In Django 1.6 I would do something like:
from django.forms.forms import NON_FIELD_ERRORS
errors = form._errors.setdefault(field_name, form.error_class())
errors.append("Some message")
In the code above form is the form I want to manipulate and field_name is the field name for which I want to add an error. field_name can be set to NON_FIELD_ERRORS to add an error not associated with a specific field. I use form.error_class() to generate the empty list of error messages. This is how Django 1.6 internally creates an empty list rather than instantiate ErrorList() directly.
You should raise the validationerror.
Why not put the verification within the form's clean method
class ProfileForm(forms.Form):
def clean(self):
try:
#Make a call to the API and verify it works well
except:
raise forms.ValidationError('Your address is not locatable by Google Maps')

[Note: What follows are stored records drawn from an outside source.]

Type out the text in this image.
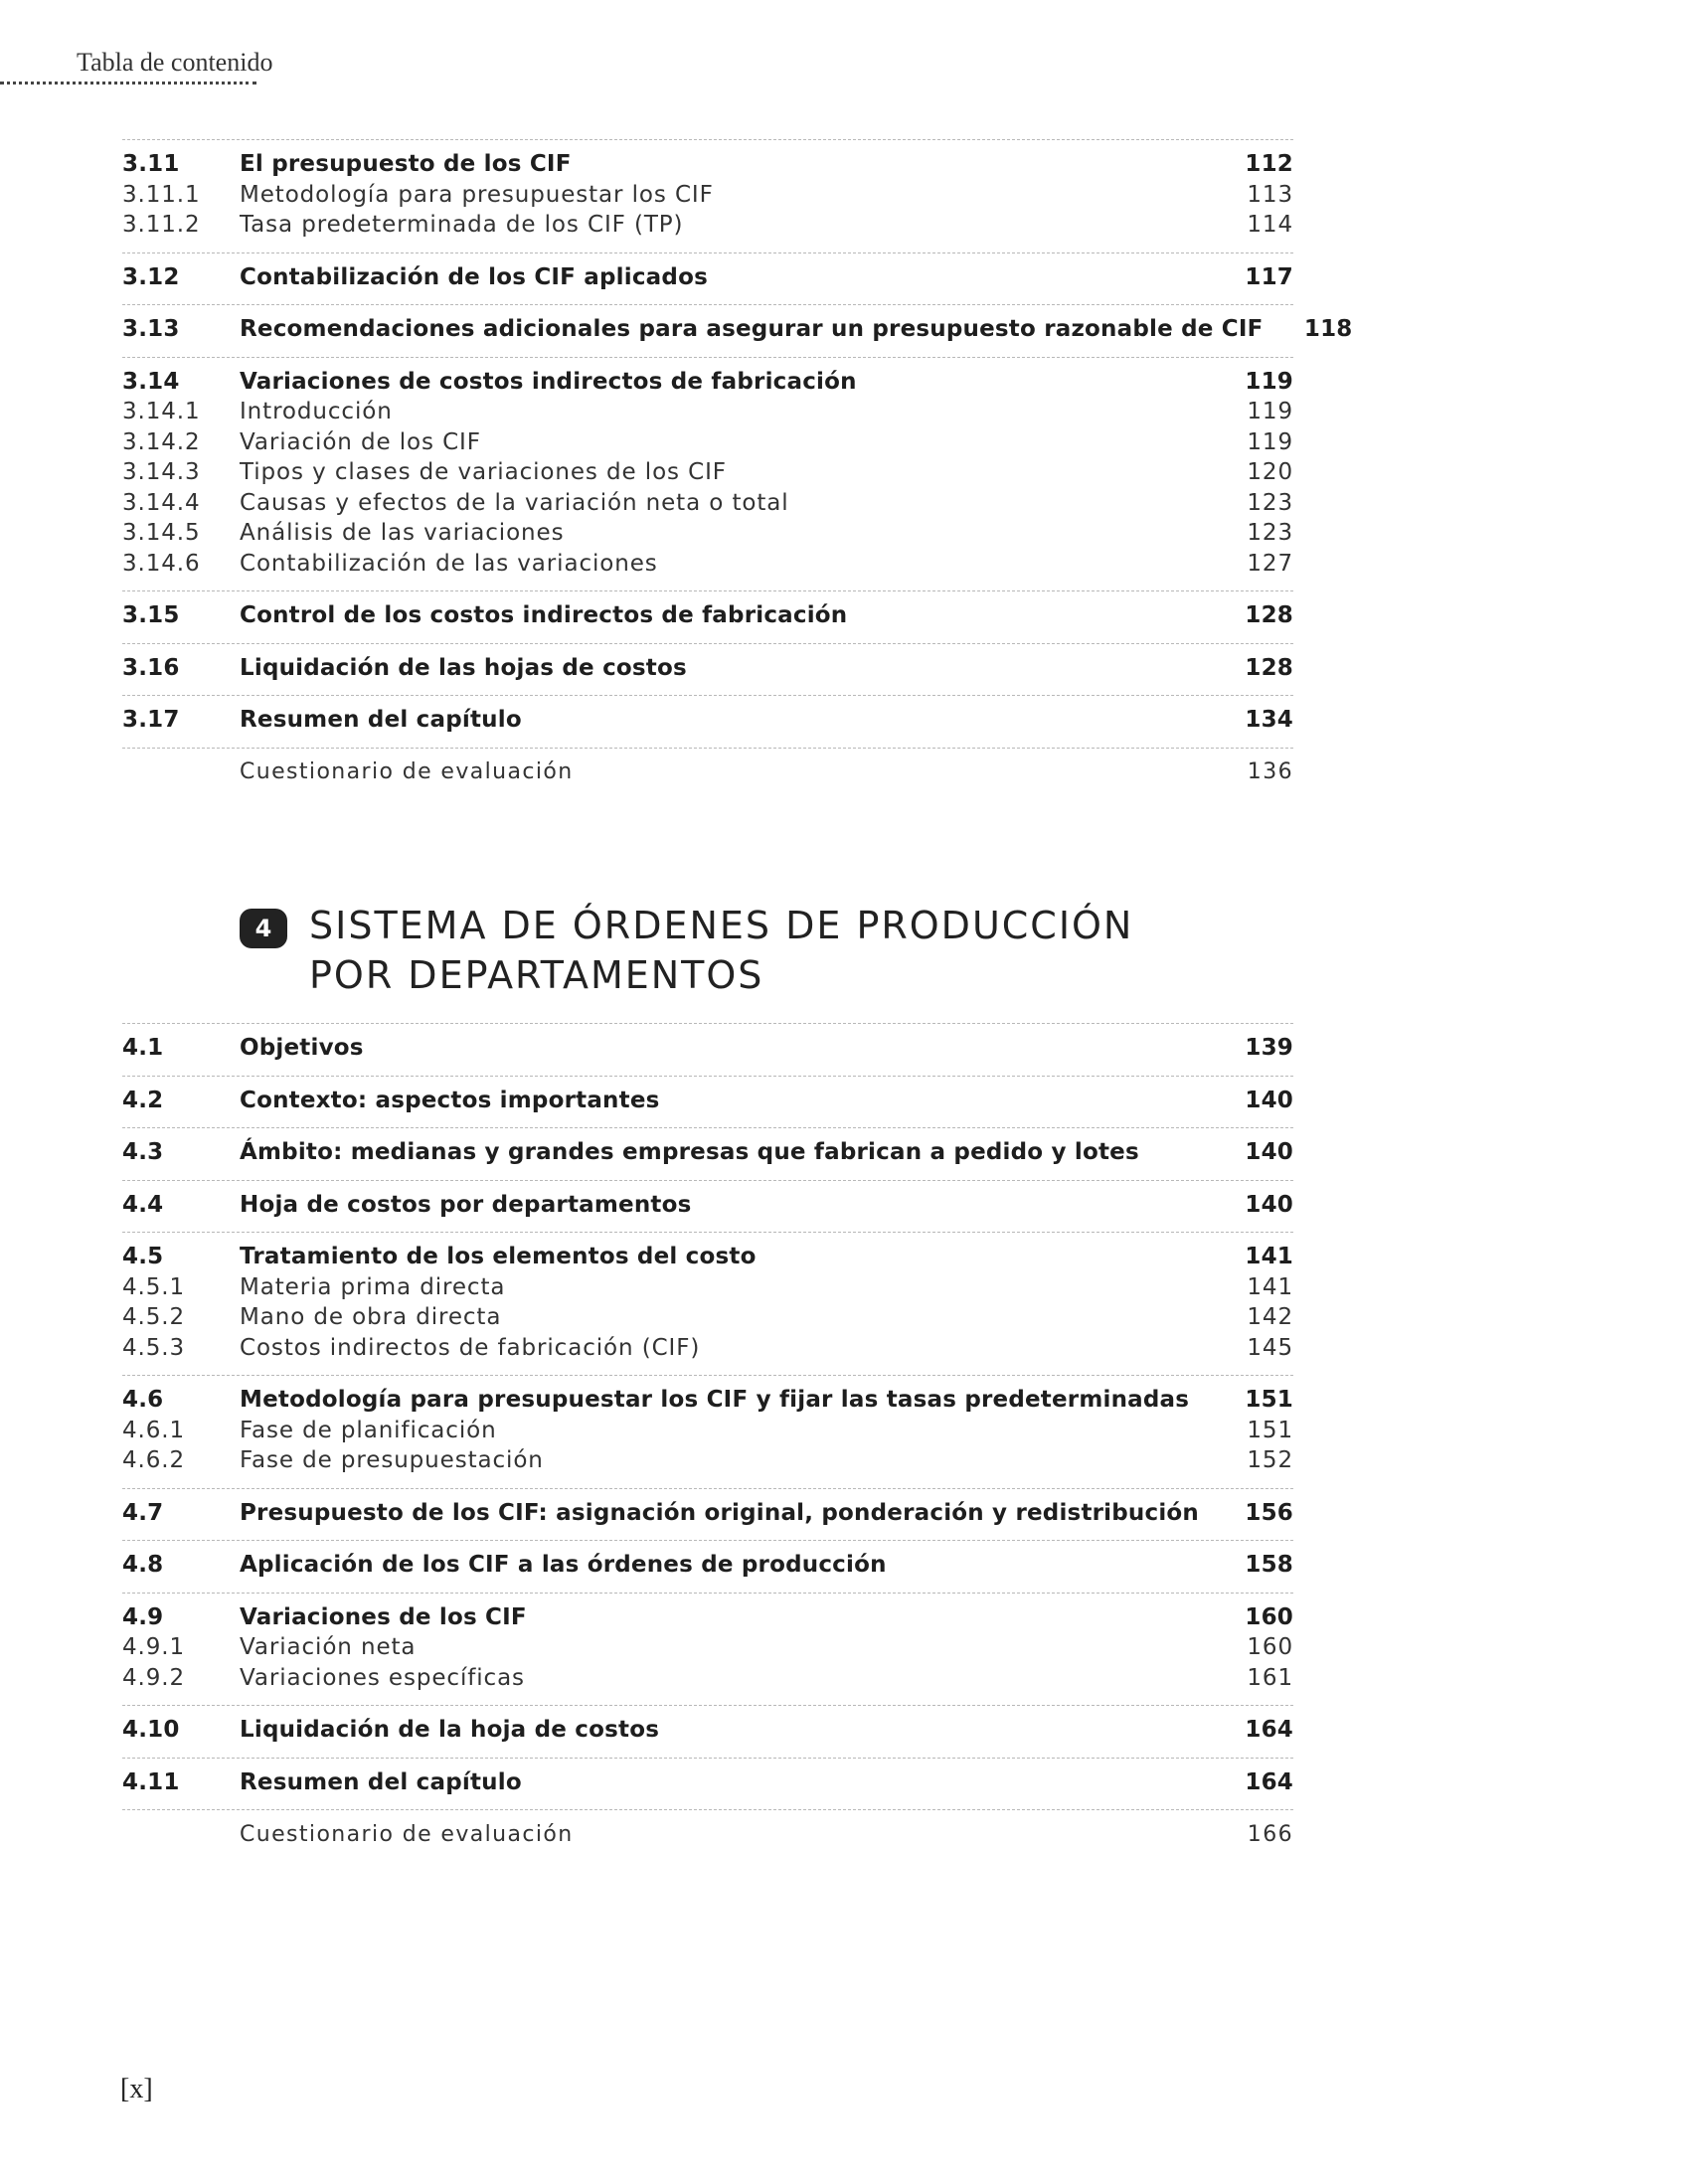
Tabla de contenido
3.11	El presupuesto de los CIF	112
3.11.1	Metodología para presupuestar los CIF	113
3.11.2	Tasa predeterminada de los CIF (TP)	114
3.12	Contabilización de los CIF aplicados	117
3.13	Recomendaciones adicionales para asegurar un presupuesto razonable de CIF	118
3.14	Variaciones de costos indirectos de fabricación	119
3.14.1	Introducción	119
3.14.2	Variación de los CIF	119
3.14.3	Tipos y clases de variaciones de los CIF	120
3.14.4	Causas y efectos de la variación neta o total	123
3.14.5	Análisis de las variaciones	123
3.14.6	Contabilización de las variaciones	127
3.15	Control de los costos indirectos de fabricación	128
3.16	Liquidación de las hojas de costos	128
3.17	Resumen del capítulo	134
Cuestionario de evaluación	136
4 SISTEMA DE ÓRDENES DE PRODUCCIÓN
POR DEPARTAMENTOS
4.1	Objetivos	139
4.2	Contexto: aspectos importantes	140
4.3	Ámbito: medianas y grandes empresas que fabrican a pedido y lotes	140
4.4	Hoja de costos por departamentos	140
4.5	Tratamiento de los elementos del costo	141
4.5.1	Materia prima directa	141
4.5.2	Mano de obra directa	142
4.5.3	Costos indirectos de fabricación (CIF)	145
4.6	Metodología para presupuestar los CIF y fijar las tasas predeterminadas	151
4.6.1	Fase de planificación	151
4.6.2	Fase de presupuestación	152
4.7	Presupuesto de los CIF: asignación original, ponderación y redistribución	156
4.8	Aplicación de los CIF a las órdenes de producción	158
4.9	Variaciones de los CIF	160
4.9.1	Variación neta	160
4.9.2	Variaciones específicas	161
4.10	Liquidación de la hoja de costos	164
4.11	Resumen del capítulo	164
Cuestionario de evaluación	166
[x]
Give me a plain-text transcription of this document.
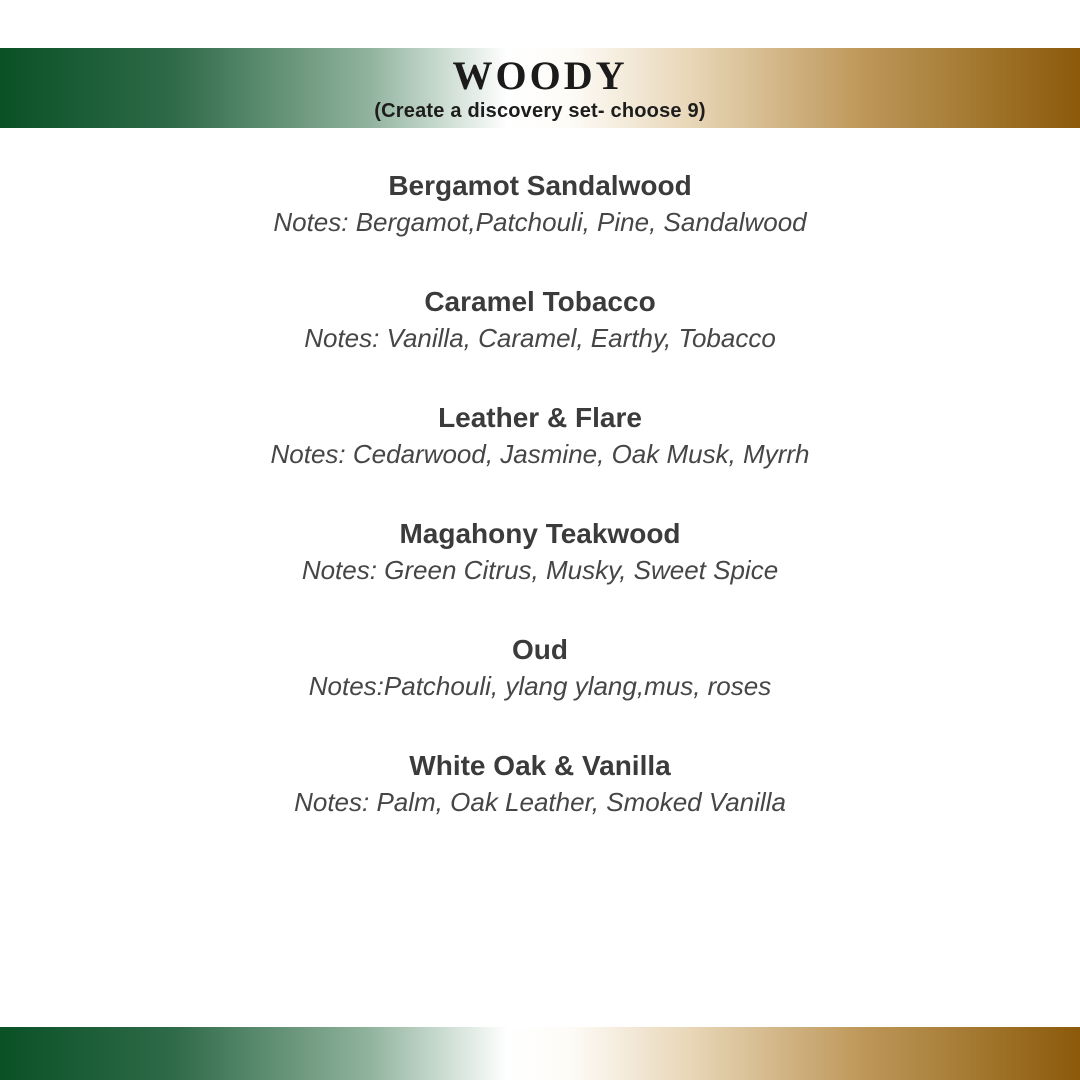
WOODY
(Create a discovery set- choose 9)
Bergamot Sandalwood
Notes: Bergamot,Patchouli, Pine, Sandalwood
Caramel Tobacco
Notes: Vanilla, Caramel, Earthy, Tobacco
Leather & Flare
Notes: Cedarwood, Jasmine, Oak Musk, Myrrh
Magahony Teakwood
Notes: Green Citrus, Musky, Sweet Spice
Oud
Notes:Patchouli, ylang ylang,mus, roses
White Oak & Vanilla
Notes: Palm, Oak Leather, Smoked Vanilla
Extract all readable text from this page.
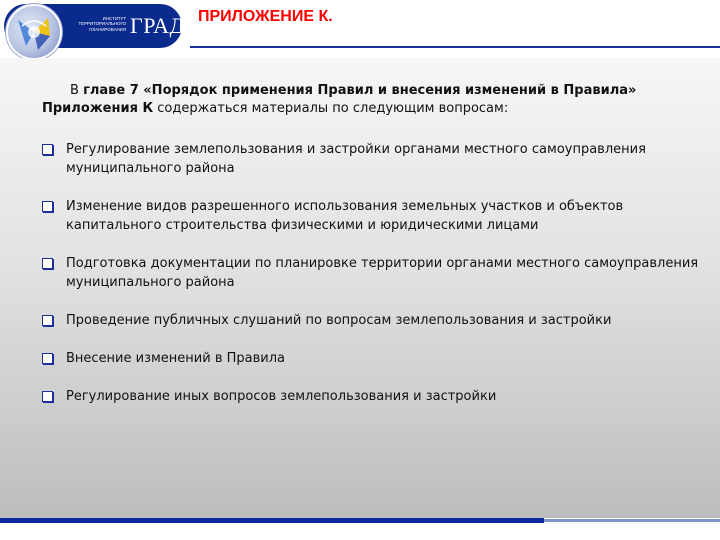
ИНСТИТУТ
ТЕРРИТОРИАЛЬНОГО
ПЛАНИРОВАНИЯ ГРАД ПРИЛОЖЕНИЕ К.
В главе 7 «Порядок применения Правил и внесения изменений в Правила» Приложения К содержаться материалы по следующим вопросам:
Регулирование землепользования и застройки органами местного самоуправления муниципального района
Изменение видов разрешенного использования земельных участков и объектов капитального строительства физическими и юридическими лицами
Подготовка документации по планировке территории органами местного самоуправления муниципального района
Проведение публичных слушаний по вопросам землепользования и застройки
Внесение изменений в Правила
Регулирование иных вопросов землепользования и застройки
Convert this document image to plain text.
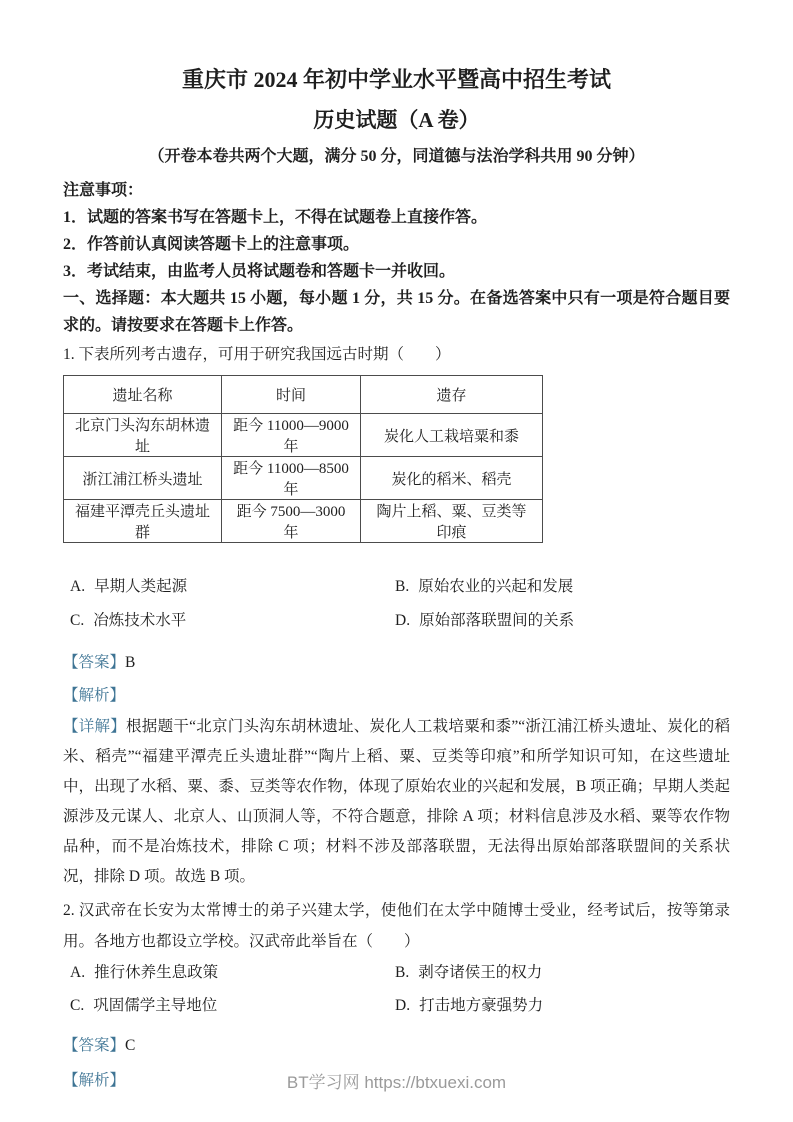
重庆市 2024 年初中学业水平暨高中招生考试
历史试题（A 卷）

（开卷本卷共两个大题，满分 50 分，同道德与法治学科共用 90 分钟）

注意事项：

1．试题的答案书写在答题卡上，不得在试题卷上直接作答。

2．作答前认真阅读答题卡上的注意事项。

3．考试结束，由监考人员将试题卷和答题卡一并收回。

一、选择题：本大题共 15 小题，每小题 1 分，共 15 分。在备选答案中只有一项是符合题目要求的。请按要求在答题卡上作答。

1. 下表所列考古遗存，可用于研究我国远古时期（　　）

遗址名称	时间	遗存
北京门头沟东胡林遗址	距今 11000—9000 年	炭化人工栽培粟和黍
浙江浦江桥头遗址	距今 11000—8500 年	炭化的稻米、稻壳
福建平潭壳丘头遗址群	距今 7500—3000 年	陶片上稻、粟、豆类等印痕
A. 早期人类起源	B. 原始农业的兴起和发展
C. 冶炼技术水平	D. 原始部落联盟间的关系

【答案】B

【解析】

【详解】根据题干“北京门头沟东胡林遗址、炭化人工栽培粟和黍”“浙江浦江桥头遗址、炭化的稻米、稻壳”“福建平潭壳丘头遗址群”“陶片上稻、粟、豆类等印痕”和所学知识可知，在这些遗址中，出现了水稻、粟、黍、豆类等农作物，体现了原始农业的兴起和发展，B 项正确；早期人类起源涉及元谋人、北京人、山顶洞人等，不符合题意，排除 A 项；材料信息涉及水稻、粟等农作物品种，而不是冶炼技术，排除 C 项；材料不涉及部落联盟，无法得出原始部落联盟间的关系状况，排除 D 项。故选 B 项。

2. 汉武帝在长安为太常博士的弟子兴建太学，使他们在太学中随博士受业，经考试后，按等第录用。各地方也都设立学校。汉武帝此举旨在（　　）

A. 推行休养生息政策	B. 剥夺诸侯王的权力
C. 巩固儒学主导地位	D. 打击地方豪强势力

【答案】C

【解析】	BT学习网 https://btxuexi.com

that way, you just need the standard form.is_valid() in the view.
You're almost there with your original solution. Here is a base Form class I built which allows me to do the same thing, i.e. add non-field error messages to the form:
from django import forms
from django.forms.util import ErrorDict
from django.forms.forms import NON_FIELD_ERRORS
class MyBaseForm(forms.Form):
def add_form_error(self, message):
if not self._errors:
self._errors = ErrorDict()
if not NON_FIELD_ERRORS in self._errors:
self._errors[NON_FIELD_ERRORS] = self.error_class()
self._errors[NON_FIELD_ERRORS].append(message)
class MyForm(MyBaseForm):
....
All my forms extend this class and so I can simply call the add_form_error() method to add another error message.
I'm not sure how horrible of a hack this is (I've only really worked on two Django projects up until this point) but if you do something like follows you get a separate error message that is not associated with a specific field in the model:
form = NewPostForm()
if something_went_horribly_wrong():
form.errors[''] = "You broke it!"
If the validation pertains to the data layer, then you should indeed not use form validation. Since Django 1.2 though, there exists a similar concept for Django models and this is certainly what you shoud use. See the documentation for model validation.